The set $\mathbb{N}$ is bounded below ( $\inf \mathbb{N} = 0$ ) but unbounded above: no finite $M$ is an upper bound, so $\sup \mathbb{N}$ does not exist in $\mathbb{R}$ . It is conventional to write $\sup \mathbb{N} = +\infty$ .

Sup and inf in the set vs outside it

A key insight from the examples: the supremum of $S$ may or may not belong to $S$ .

$\sup S \in S$ if and only if $S$ has a maximum (greatest element).
$\inf S \in S$ if and only if $S$ has a minimum (least element).

Every set has at most one maximum and one minimum; if either exists it equals the corresponding sup or inf. But a set can have a supremum without having a maximum — as $(a, b)$ illustrates.

The Archimedean property

A classical consequence of the least upper bound property is:

Theorem (Archimedean property). For every $x \in \mathbb{R}$ , there exists $n \in \mathbb{N}$ with $n > x$ .

Proof.
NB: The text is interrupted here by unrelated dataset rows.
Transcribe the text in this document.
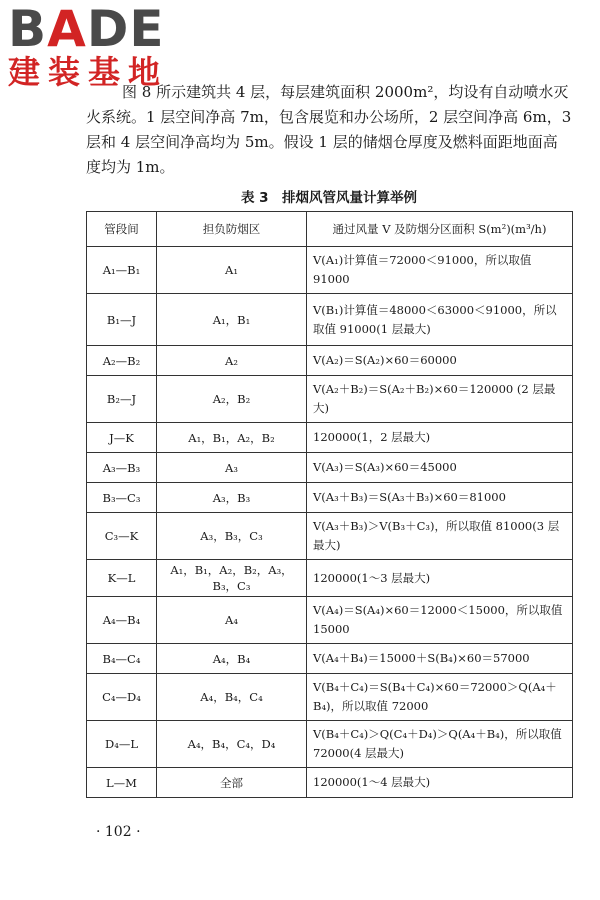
BADE
建装基地

图 8 所示建筑共 4 层，每层建筑面积 2000m²，均设有自动喷水灭火系统。1 层空间净高 7m，包含展览和办公场所，2 层空间净高 6m，3 层和 4 层空间净高均为 5m。假设 1 层的储烟仓厚度及燃料面距地面高度均为 1m。

表 3　排烟风管风量计算举例
管段间	担负防烟区	通过风量 V 及防烟分区面积 S(m²)(m³/h)
A₁—B₁	A₁	V(A₁)计算值＝72000＜91000，所以取值 91000
B₁—J	A₁，B₁	V(B₁)计算值＝48000＜63000＜91000，所以取值 91000(1 层最大)
A₂—B₂	A₂	V(A₂)＝S(A₂)×60＝60000
B₂—J	A₂，B₂	V(A₂＋B₂)＝S(A₂＋B₂)×60＝120000 (2 层最大)
J—K	A₁，B₁，A₂，B₂	120000(1，2 层最大)
A₃—B₃	A₃	V(A₃)＝S(A₃)×60＝45000
B₃—C₃	A₃，B₃	V(A₃＋B₃)＝S(A₃＋B₃)×60＝81000
C₃—K	A₃，B₃，C₃	V(A₃＋B₃)＞V(B₃＋C₃)，所以取值 81000(3 层最大)
K—L	A₁，B₁，A₂，B₂，A₃，B₃，C₃	120000(1～3 层最大)
A₄—B₄	A₄	V(A₄)＝S(A₄)×60＝12000＜15000，所以取值 15000
B₄—C₄	A₄，B₄	V(A₄＋B₄)＝15000＋S(B₄)×60＝57000
C₄—D₄	A₄，B₄，C₄	V(B₄＋C₄)＝S(B₄＋C₄)×60＝72000＞Q(A₄＋B₄)，所以取值 72000
D₄—L	A₄，B₄，C₄，D₄	V(B₄＋C₄)＞Q(C₄＋D₄)＞Q(A₄＋B₄)，所以取值 72000(4 层最大)
L—M	全部	120000(1～4 层最大)
· 102 ·
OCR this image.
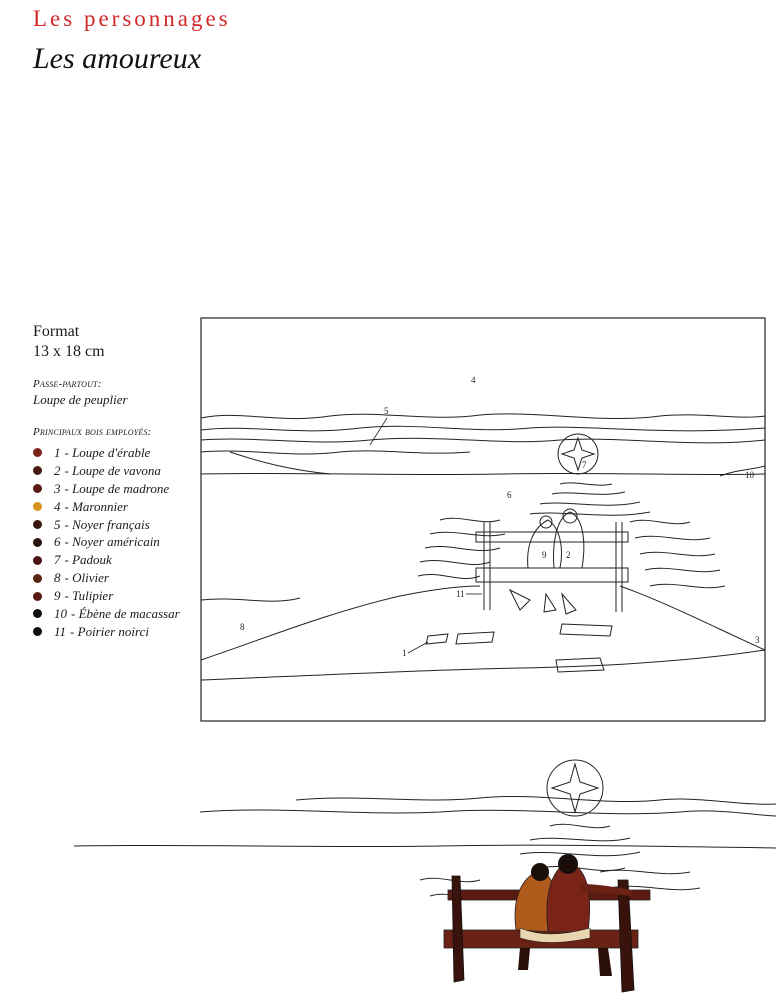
Les personnages
Les amoureux
Format
13 x 18 cm
Passe-partout:
Loupe de peuplier
Principaux bois employés:
1 - Loupe d'érable
2 - Loupe de vavona
3 - Loupe de madrone
4 - Maronnier
5 - Noyer français
6 - Noyer américain
7 - Padouk
8 - Olivier
9 - Tulipier
10 - Ébène de macassar
11 - Poirier noirci
1
2
3
4
5
6
7
8
9
10
11
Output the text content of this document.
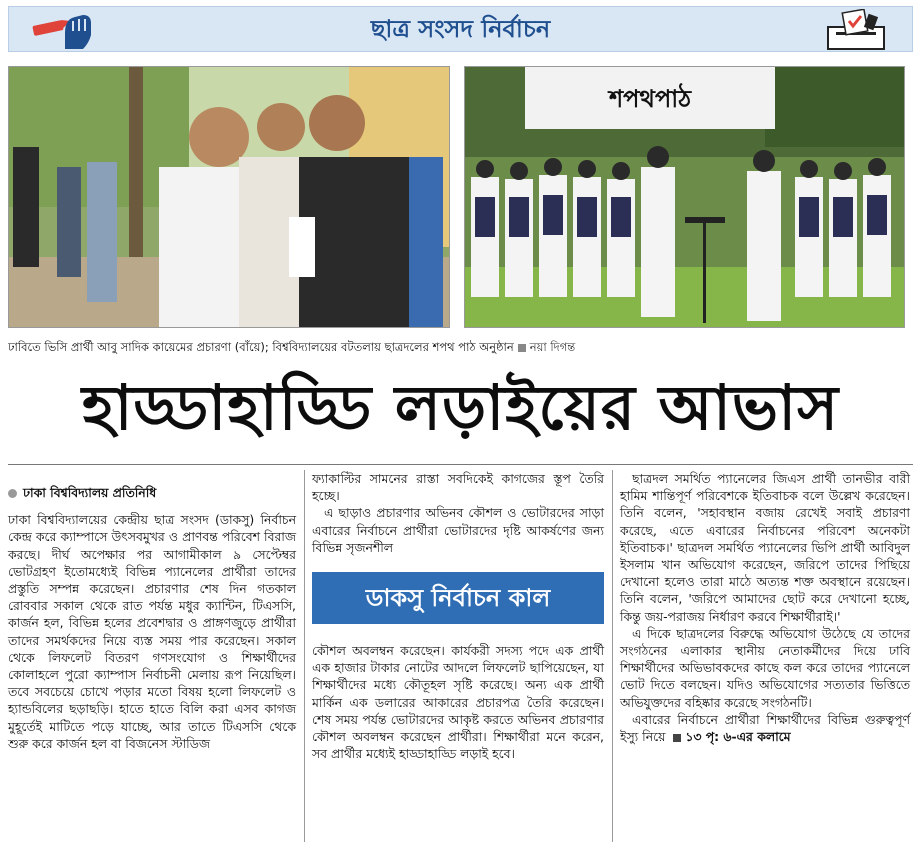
ছাত্র সংসদ নির্বাচন
শপথপাঠ
ঢাবিতে ভিসি প্রার্থী আবু সাদিক কায়েমের প্রচারণা (বাঁয়ে); বিশ্ববিদ্যালয়ের বটতলায় ছাত্রদলের শপথ পাঠ অনুষ্ঠান নয়া দিগন্ত
হাড্ডাহাড্ডি লড়াইয়ের আভাস
ঢাকা বিশ্ববিদ্যালয় প্রতিনিধি

ঢাকা বিশ্ববিদ্যালয়ের কেন্দ্রীয় ছাত্র সংসদ (ডাকসু) নির্বাচন কেন্দ্র করে ক্যাম্পাসে উৎসবমুখর ও প্রাণবন্ত পরিবেশ বিরাজ করছে। দীর্ঘ অপেক্ষার পর আগামীকাল ৯ সেপ্টেম্বর ভোটগ্রহণ ইতোমধ্যেই বিভিন্ন প্যানেলের প্রার্থীরা তাদের প্রস্তুতি সম্পন্ন করেছেন। প্রচারণার শেষ দিন গতকাল রোববার সকাল থেকে রাত পর্যন্ত মধুর ক্যান্টিন, টিএসসি, কার্জন হল, বিভিন্ন হলের প্রবেশদ্বার ও প্রাঙ্গণজুড়ে প্রার্থীরা তাদের সমর্থকদের নিয়ে ব্যস্ত সময় পার করেছেন। সকাল থেকে লিফলেট বিতরণ গণসংযোগ ও শিক্ষার্থীদের কোলাহলে পুরো ক্যাম্পাস নির্বাচনী মেলায় রূপ নিয়েছিল। তবে সবচেয়ে চোখে পড়ার মতো বিষয় হলো লিফলেট ও হ্যান্ডবিলের ছড়াছড়ি। হাতে হাতে বিলি করা এসব কাগজ মুহূর্তেই মাটিতে পড়ে যাচ্ছে, আর তাতে টিএসসি থেকে শুরু করে কার্জন হল বা বিজনেস স্টাডিজ

ফ্যাকাল্টির সামনের রাস্তা সবদিকেই কাগজের স্তূপ তৈরি হচ্ছে।

এ ছাড়াও প্রচারণার অভিনব কৌশল ও ভোটারদের সাড়া এবারের নির্বাচনে প্রার্থীরা ভোটারদের দৃষ্টি আকর্ষণের জন্য বিভিন্ন সৃজনশীল

ডাকসু নির্বাচন কাল

কৌশল অবলম্বন করেছেন। কার্যকরী সদস্য পদে এক প্রার্থী এক হাজার টাকার নোটের আদলে লিফলেট ছাপিয়েছেন, যা শিক্ষার্থীদের মধ্যে কৌতূহল সৃষ্টি করেছে। অন্য এক প্রার্থী মার্কিন এক ডলারের আকারের প্রচারপত্র তৈরি করেছেন। শেষ সময় পর্যন্ত ভোটারদের আকৃষ্ট করতে অভিনব প্রচারণার কৌশল অবলম্বন করেছেন প্রার্থীরা। শিক্ষার্থীরা মনে করেন, সব প্রার্থীর মধ্যেই হাড্ডাহাড্ডি লড়াই হবে।

ছাত্রদল সমর্থিত প্যানেলের জিএস প্রার্থী তানভীর বারী হামিম শান্তিপূর্ণ পরিবেশকে ইতিবাচক বলে উল্লেখ করেছেন। তিনি বলেন, 'সহাবস্থান বজায় রেখেই সবাই প্রচারণা করেছে, এতে এবারের নির্বাচনের পরিবেশ অনেকটা ইতিবাচক।' ছাত্রদল সমর্থিত প্যানেলের ভিপি প্রার্থী আবিদুল ইসলাম খান অভিযোগ করেছেন, জরিপে তাদের পিছিয়ে দেখানো হলেও তারা মাঠে অত্যন্ত শক্ত অবস্থানে রয়েছেন। তিনি বলেন, 'জরিপে আমাদের ছোট করে দেখানো হচ্ছে, কিন্তু জয়-পরাজয় নির্ধারণ করবে শিক্ষার্থীরাই।'

এ দিকে ছাত্রদলের বিরুদ্ধে অভিযোগ উঠেছে যে তাদের সংগঠনের এলাকার স্থানীয় নেতাকর্মীদের দিয়ে ঢাবি শিক্ষার্থীদের অভিভাবকদের কাছে কল করে তাদের প্যানেলে ভোট দিতে বলছেন। যদিও অভিযোগের সত্যতার ভিত্তিতে অভিযুক্তদের বহিষ্কার করেছে সংগঠনটি।

এবারের নির্বাচনে প্রার্থীরা শিক্ষার্থীদের বিভিন্ন গুরুত্বপূর্ণ ইস্যু নিয়ে ১৩ পৃ: ৬-এর কলামে
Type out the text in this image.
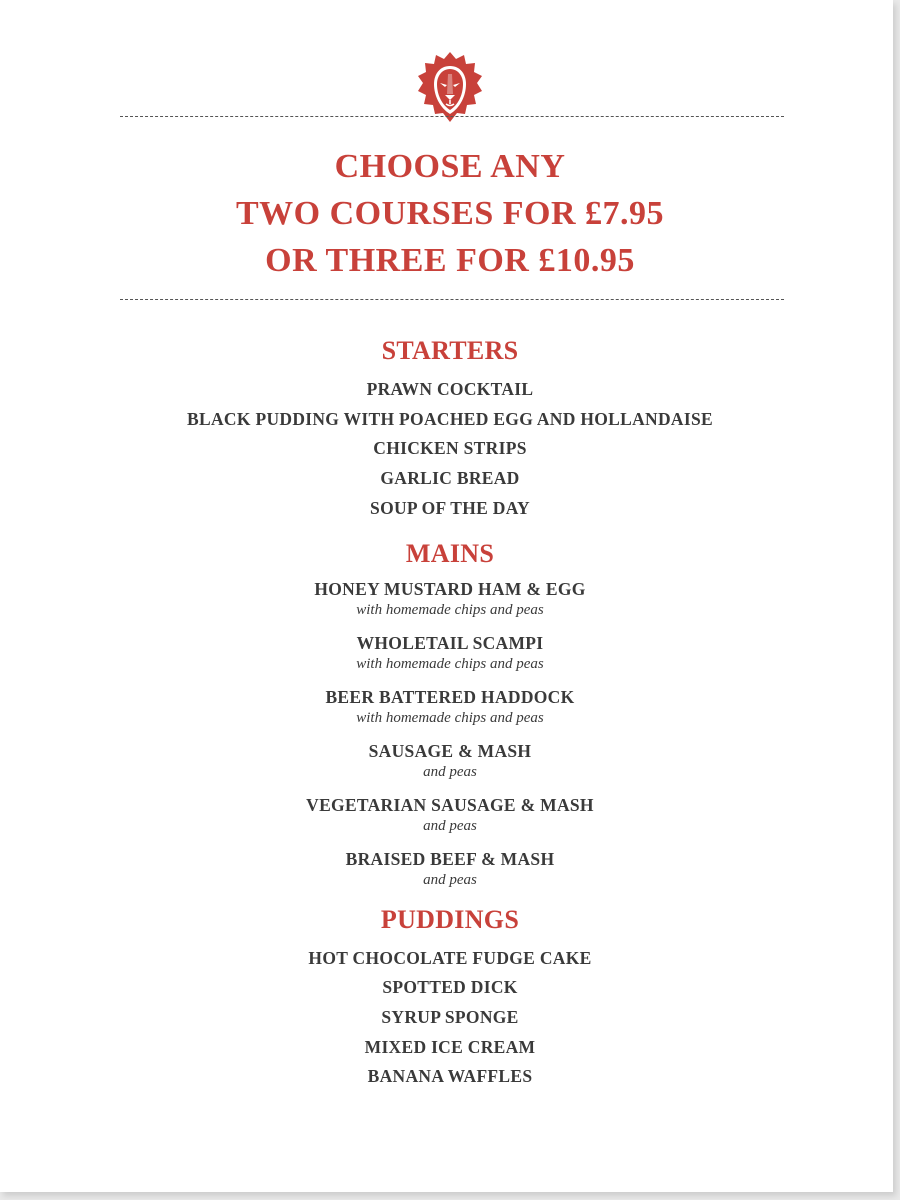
CHOOSE ANY
TWO COURSES FOR £7.95
OR THREE FOR £10.95
STARTERS
PRAWN COCKTAIL
BLACK PUDDING WITH POACHED EGG AND HOLLANDAISE
CHICKEN STRIPS
GARLIC BREAD
SOUP OF THE DAY
MAINS
HONEY MUSTARD HAM & EGG
with homemade chips and peas
WHOLETAIL SCAMPI
with homemade chips and peas
BEER BATTERED HADDOCK
with homemade chips and peas
SAUSAGE & MASH
and peas
VEGETARIAN SAUSAGE & MASH
and peas
BRAISED BEEF & MASH
and peas
PUDDINGS
HOT CHOCOLATE FUDGE CAKE
SPOTTED DICK
SYRUP SPONGE
MIXED ICE CREAM
BANANA WAFFLES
Suppose for contradiction that some $x \in \mathbb{R}$ is an upper bound for $\mathbb{N}$ . Then $\mathbb{N}$ is a non-empty bounded-above subset of $\mathbb{R}$ , so by the LUB property it has a supremum $\alpha = \sup \mathbb{N}$ . Since $\alpha - 1$ is not an upper bound of $\mathbb{N}$ , there exists $n \in \mathbb{N}$ with $n > \alpha - 1$ , i.e.\ $n + 1 > \alpha$ . But $n + 1 \in \mathbb{N}$ , contradicting $\alpha$ being an upper bound. $\square$

An equivalent formulation: for any $\varepsilon > 0$ , there exists $n \in \mathbb{N}$ with $1/n < \varepsilon$ . This is used constantly in analysis to show that quantities can be made arbitrarily small.

Useful reformulations

The following are all equivalent to $\alpha = \sup S$ , and each is useful in different proofs:

$\alpha$ is an upper bound, and for every $\varepsilon > 0$ the interval $(\alpha - \varepsilon, \alpha]$ contains a point of $S$ .
$\alpha$ is an upper bound, and there is a sequence $(s_n)$ in $S$ with $s_n \to \alpha$ .
$\alpha = \min\{M \in \mathbb{R} : M \text{ is an upper bound of } S\}$ .

The second reformulation — a sequence in $S$ converging to the supremum — is often the most useful in proofs, connecting the sup/inf language back to sequences and limits.

Summary

An upper bound of $S$ satisfies $s \leq M$ for all $s \in S$ ; a lower bound satisfies $m \leq s$ for all $s \in S$ .
The supremum $\sup S$ is the least upper bound; the infimum $\inf S$ is the greatest lower bound. Both are unique when they exist.
The characterisation: $\alpha = \sup S$ iff $\alpha$ is an upper bound and for every $\varepsilon > 0$ some $s \in S$ satisfies $s > \alpha - \varepsilon$ .
The least upper bound property: every non-empty $S \subseteq \mathbb{R}$ bounded above has $\sup S \in \mathbb{R}$ . This is equivalent to the completeness of $\mathbb{R}$ .
The supremum may or may not lie in $S$ : $\sup S \in S$ iff $S$ has a maximum.
The Archimedean property follows: for any $x \in \mathbb{R}$ there exists $n \in \mathbb{N}$ with $n > x$ , so $\mathbb{N}$ is unbounded above and $1/n$ can be made arbitrarily small.